Des subjectivités nouvelles, un public nouveau nous ont donc rejoints peu à peu et ce de manière grandissante. Les gilets s’invitaient les uns les autres et peuplaient toujours plus chacune de nos rencontres. Tandis que plusieurs personnes venaient nouvellement au théâtre des Amandiers, d’autres usagers plus habitués se sont trouvés déplacés dans leurs manières de le fréquenter. Ici, plus que la dramaturge ou les chargés des relations publiques, c’est le théâtre lui-même qui a agi en faveur de cette hétérogénéité de notre étrange assemblée. C’est lui qui a permis que, lors des rencontres que nous avons fait démarrer, comme en prolongement des samedis, les dimanches, nous nous trouvions en situation de toucher des spectateurs initialement « pas concernés » et qui se tenaient à distance du mouvement. À distance ou séparés de lui par l’écran caricatural qui en distribuait les imageries insuffisantes. Au moment où nous démarrions les rencontres – seulement en février et pas « immédiatement » en novembre du fait de ce même souci donné au temps – se tenait sur le grand plateau la reprise de La Réunification des deux Corées de Joël Pommerat. S’il est vrai que certaines pièces accueillies aux Amandiers sont jugées trop « expérimentales » par un certain public qui ne prend pas toujours le risque de venir les voir, celles de Joël Pommerat s’assurent toujours un public large et varié. Ainsi, celui qui s’est rendu au théâtre le 10 février, jour de la première rencontre, était composé de sensibilités – esthétiques comme politiques – très différentes. Il ne s’agissait pas seulement d’un public jeune ou intéressé par les créations « expérimentales » adhérant fortement au projet du théâtre comme à sa ligne artistique et esthétique. L’assemblée spectatrice couvrait un spectre très large et mélangé et rassemblait, dans le hall du théâtre, avant que les portes de la grande salle s’ouvrent, une communauté bigarrée.

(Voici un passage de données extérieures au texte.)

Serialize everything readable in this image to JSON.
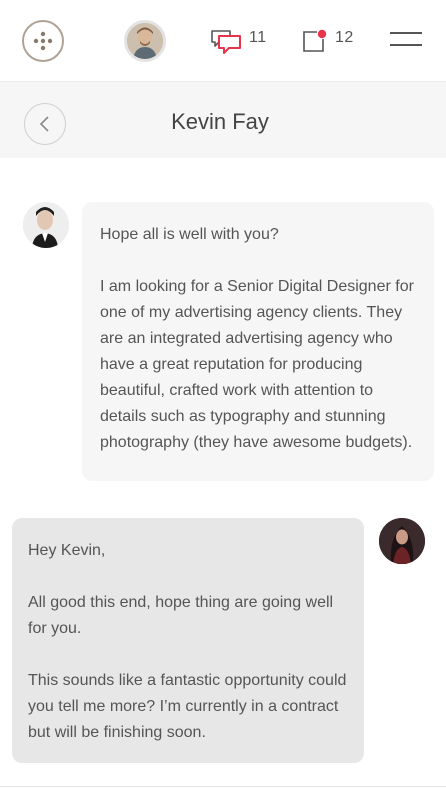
{
  "header": {
    "chat_count": "11",
    "notification_count": "12",
    "accent_color": "#e8344a"
  },
  "conversation": {
    "contact_name": "Kevin Fay"
  },
  "messages": [
    {
      "sender": "Kevin Fay",
      "direction": "incoming",
      "paragraphs": [
        "Hope all is well with you?",
        "I am looking for a Senior Digital Designer for one of my advertising agency clients.   They are an integrated advertising agency who have a great reputation for producing beautiful, crafted work with attention to details such as typography and stunning photography (they have awesome budgets)."
      ]
    },
    {
      "direction": "outgoing",
      "paragraphs": [
        "Hey Kevin,",
        "All good this end, hope thing are going well for you.",
        "This sounds like a fantastic opportunity could you tell me more? I’m currently in a contract but will be finishing soon."
      ]
    }
  ]
}
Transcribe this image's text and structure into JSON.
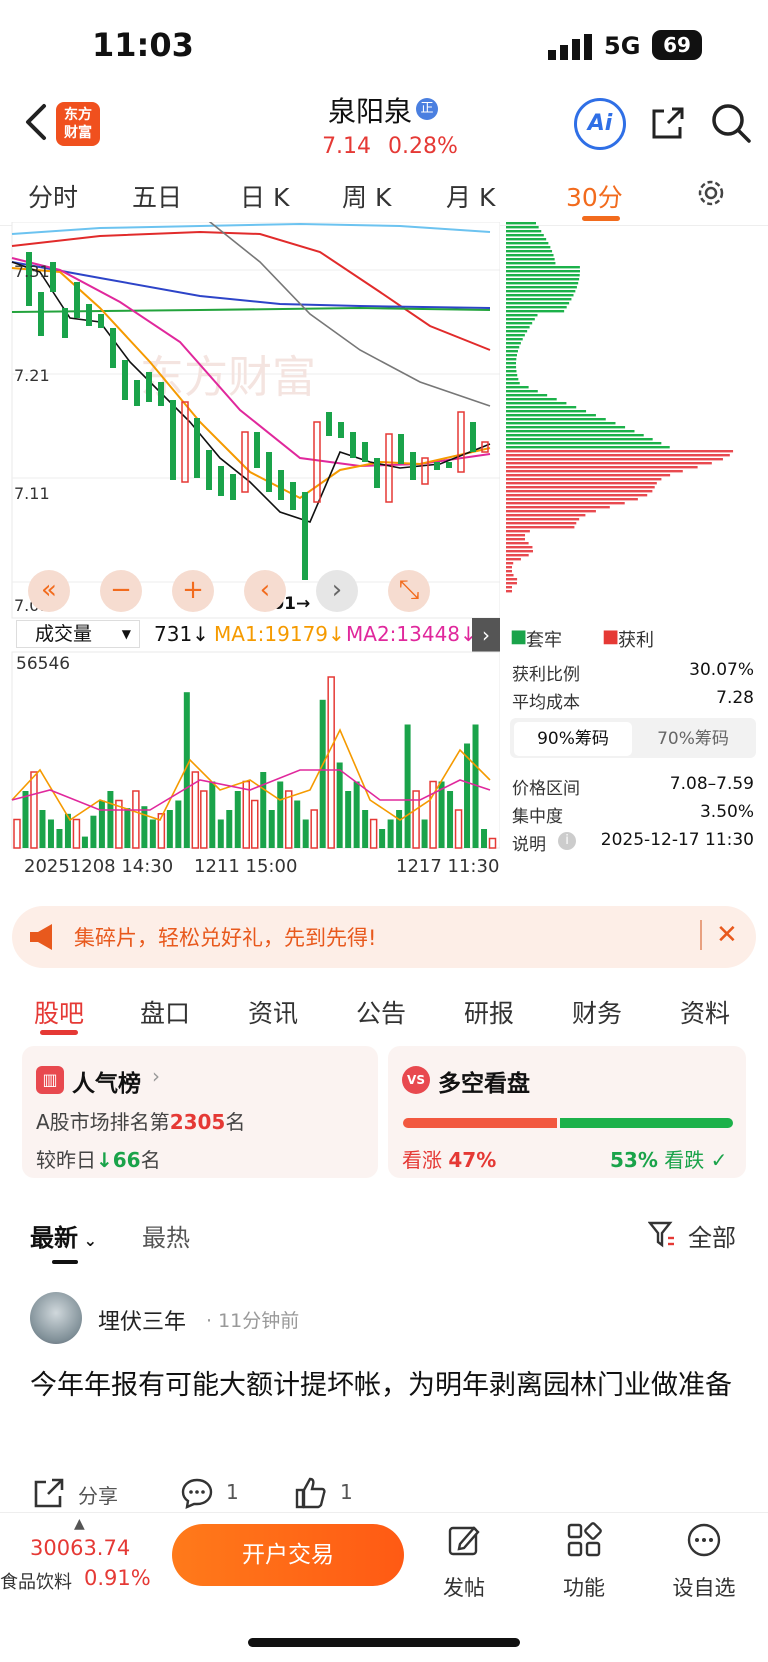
{
  "status": {
    "time": "11:03",
    "network": "5G",
    "battery": "69"
  },
  "header": {
    "logo_line1": "东方",
    "logo_line2": "财富",
    "stock_name": "泉阳泉",
    "badge": "正",
    "price": "7.14",
    "change_pct": "0.28%",
    "ai_label": "Ai"
  },
  "timeframes": [
    "分时",
    "五日",
    "日 K",
    "周 K",
    "月 K",
    "30分"
  ],
  "timeframe_active": "30分",
  "chart": {
    "price_labels": [
      "7.31",
      "7.21",
      "7.11",
      "7.01"
    ],
    "min_marker": "7.01→",
    "watermark": "东方财富",
    "controls": [
      "«",
      "−",
      "+",
      "‹",
      "›",
      "⤡"
    ]
  },
  "chips": {
    "legend_trapped": "套牢",
    "legend_profit": "获利",
    "rows": [
      {
        "label": "获利比例",
        "value": "30.07%"
      },
      {
        "label": "平均成本",
        "value": "7.28"
      }
    ],
    "tabs": [
      "90%筹码",
      "70%筹码"
    ],
    "details": [
      {
        "label": "价格区间",
        "value": "7.08–7.59"
      },
      {
        "label": "集中度",
        "value": "3.50%"
      },
      {
        "label": "说明",
        "value": "2025-12-17 11:30"
      }
    ]
  },
  "volume": {
    "selector": "成交量",
    "current": "731↓",
    "ma1": "MA1:19179↓",
    "ma2": "MA2:13448↓",
    "max_label": "56546",
    "dates": [
      "20251208 14:30",
      "1211 15:00",
      "1217 11:30"
    ]
  },
  "promo": {
    "text": "集碎片，轻松兑好礼，先到先得!"
  },
  "sections": [
    "股吧",
    "盘口",
    "资讯",
    "公告",
    "研报",
    "财务",
    "资料"
  ],
  "popularity": {
    "title": "人气榜",
    "rank_prefix": "A股市场排名第",
    "rank": "2305",
    "rank_suffix": "名",
    "change_prefix": "较昨日",
    "change": "66",
    "change_suffix": "名"
  },
  "sentiment": {
    "title": "多空看盘",
    "bull_label": "看涨",
    "bull_pct": "47%",
    "bear_pct": "53%",
    "bear_label": "看跌",
    "bull_value": 47,
    "bear_value": 53
  },
  "feed": {
    "tabs": [
      "最新",
      "最热"
    ],
    "filter": "全部",
    "post": {
      "author": "埋伏三年",
      "time": "· 11分钟前",
      "text": "今年年报有可能大额计提坏帐，为明年剥离园林门业做准备",
      "share": "分享",
      "comments": "1",
      "likes": "1"
    }
  },
  "bottom": {
    "index_value": "30063.74",
    "index_name": "食品饮料",
    "index_change": "0.91%",
    "trade_button": "开户交易",
    "nav": [
      "发帖",
      "功能",
      "设自选"
    ]
  },
  "colors": {
    "up": "#e53935",
    "down": "#1aa34a",
    "accent": "#f26b1d"
  }
}
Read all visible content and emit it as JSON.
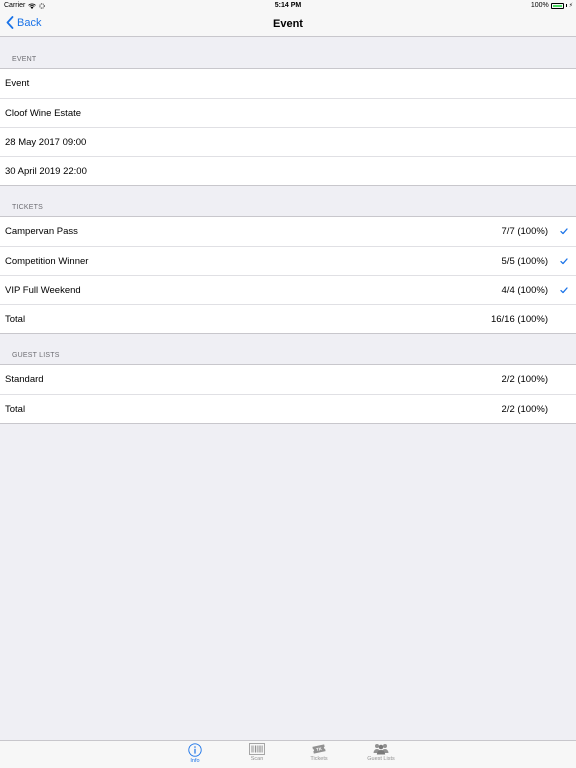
{
  "status_bar": {
    "carrier": "Carrier",
    "time": "5:14 PM",
    "battery": "100%"
  },
  "nav": {
    "back_label": "Back",
    "title": "Event"
  },
  "sections": {
    "event": {
      "header": "EVENT",
      "rows": [
        "Event",
        "Cloof Wine Estate",
        "28 May 2017 09:00",
        "30 April 2019 22:00"
      ]
    },
    "tickets": {
      "header": "TICKETS",
      "rows": [
        {
          "label": "Campervan Pass",
          "value": "7/7 (100%)"
        },
        {
          "label": "Competition Winner",
          "value": "5/5 (100%)"
        },
        {
          "label": "VIP Full Weekend",
          "value": "4/4 (100%)"
        },
        {
          "label": "Total",
          "value": "16/16 (100%)"
        }
      ]
    },
    "guest_lists": {
      "header": "GUEST LISTS",
      "rows": [
        {
          "label": "Standard",
          "value": "2/2 (100%)"
        },
        {
          "label": "Total",
          "value": "2/2 (100%)"
        }
      ]
    }
  },
  "tab_bar": {
    "tabs": [
      {
        "label": "Info",
        "icon": "info-icon",
        "active": true
      },
      {
        "label": "Scan",
        "icon": "barcode-icon",
        "active": false
      },
      {
        "label": "Tickets",
        "icon": "ticket-icon",
        "active": false
      },
      {
        "label": "Guest Lists",
        "icon": "people-icon",
        "active": false
      }
    ]
  },
  "colors": {
    "accent": "#1a73e8",
    "battery": "#4cd964",
    "background": "#efeff4"
  }
}
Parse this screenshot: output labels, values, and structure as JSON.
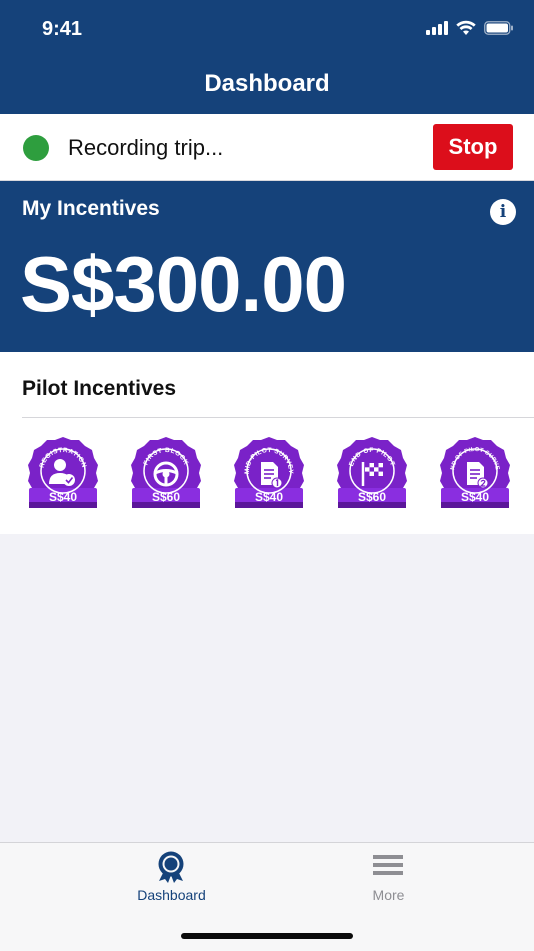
{
  "status_bar": {
    "time": "9:41"
  },
  "nav": {
    "title": "Dashboard"
  },
  "recording": {
    "status_text": "Recording trip...",
    "stop_label": "Stop",
    "indicator_color": "#2e9e3e"
  },
  "incentives": {
    "label": "My Incentives",
    "amount": "S$300.00"
  },
  "pilot": {
    "title": "Pilot Incentives",
    "badges": [
      {
        "arc_text": "REGISTRATION",
        "icon": "user-check-icon",
        "amount": "S$40"
      },
      {
        "arc_text": "FIRST BLOCK",
        "icon": "steering-wheel-icon",
        "amount": "S$60"
      },
      {
        "arc_text": "MID-PILOT SURVEY",
        "icon": "survey-1-icon",
        "amount": "S$40"
      },
      {
        "arc_text": "END OF PILOT",
        "icon": "checkered-flag-icon",
        "amount": "S$60"
      },
      {
        "arc_text": "END OF PILOT SURVEY",
        "icon": "survey-2-icon",
        "amount": "S$40"
      }
    ]
  },
  "tabs": [
    {
      "label": "Dashboard",
      "icon": "award-icon",
      "active": true
    },
    {
      "label": "More",
      "icon": "menu-icon",
      "active": false
    }
  ],
  "colors": {
    "brand": "#15427a",
    "stop": "#dc0e1b",
    "badge_purple": "#7a22c8"
  }
}
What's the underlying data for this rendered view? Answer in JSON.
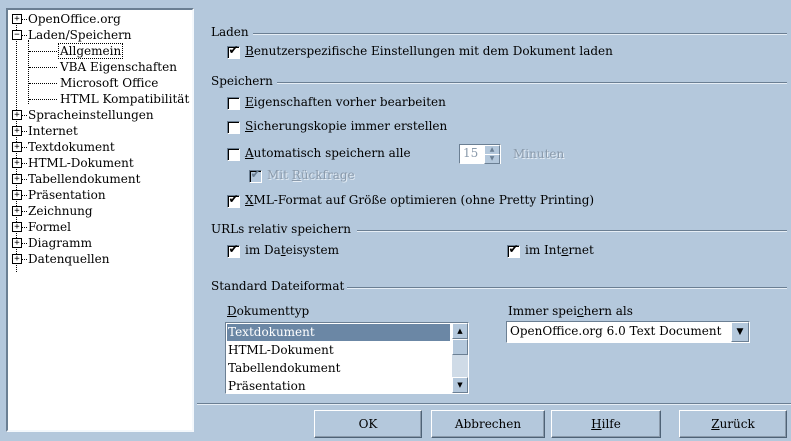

Cette « bigarrure » d’occupants est une importante caractéristique du théâtre et de ce qu’il « peut » faire en soutien d’une mobilisation, et particulièrement de celle-ci. Réparer les expériences publiques consiste certes à créer ces rencontres où apparaît une hétérogénéité qui s’est trouvée annulée par le polissage forcé des représentations du mouvement. Mais la rencontre, pour qu’elle advienne, implique toujours au moins deux côtés. Il faut deux faces qui, ne se ressemblant pas, peuvent se découvrir et se discerner, intimement et réciproquement. Pourtant certaines manifestations nommées « rencontres » semblent avoir oublié cette différence constitutive qui rend possible leur existence. Plusieurs lieux et scènes ont aussi voulu faire place à des prises de parole plus directement issues de l’expérience du mouvement que ne le sont celles des spécialistes de sa théorisation. Mais il faut reconnaître que cette convocation des paroles engagées s’est souvent passée depuis des lieux eux-mêmes très engagés où se rendaient régulièrement des militantes et militants concernés, voire déjà convaincus. Ces lieux sont nécessaires, et certains ont permis de remarquables débats stratégiques ou des mises en perspective historique dont le mouvement a aussi besoin. Cependant, un autre de ses besoins reste celui de la mobilisation plus large, de la possibilité de toucher celles et ceux qui ne sont pas militants et qui, tout simplement, ne connaissent pas sa singularité. Que ce mouvement soit mieux exposé ou mieux parlé ne suffira jamais à modifier les perceptions si les percevants sont déjà du côté du mieux perçu. C’est ici que la bigarrure du théâtre public a un intérêt politique. Et c’est à cela que nous voulions contribuer avec les rencontres « Des actes et des durées ».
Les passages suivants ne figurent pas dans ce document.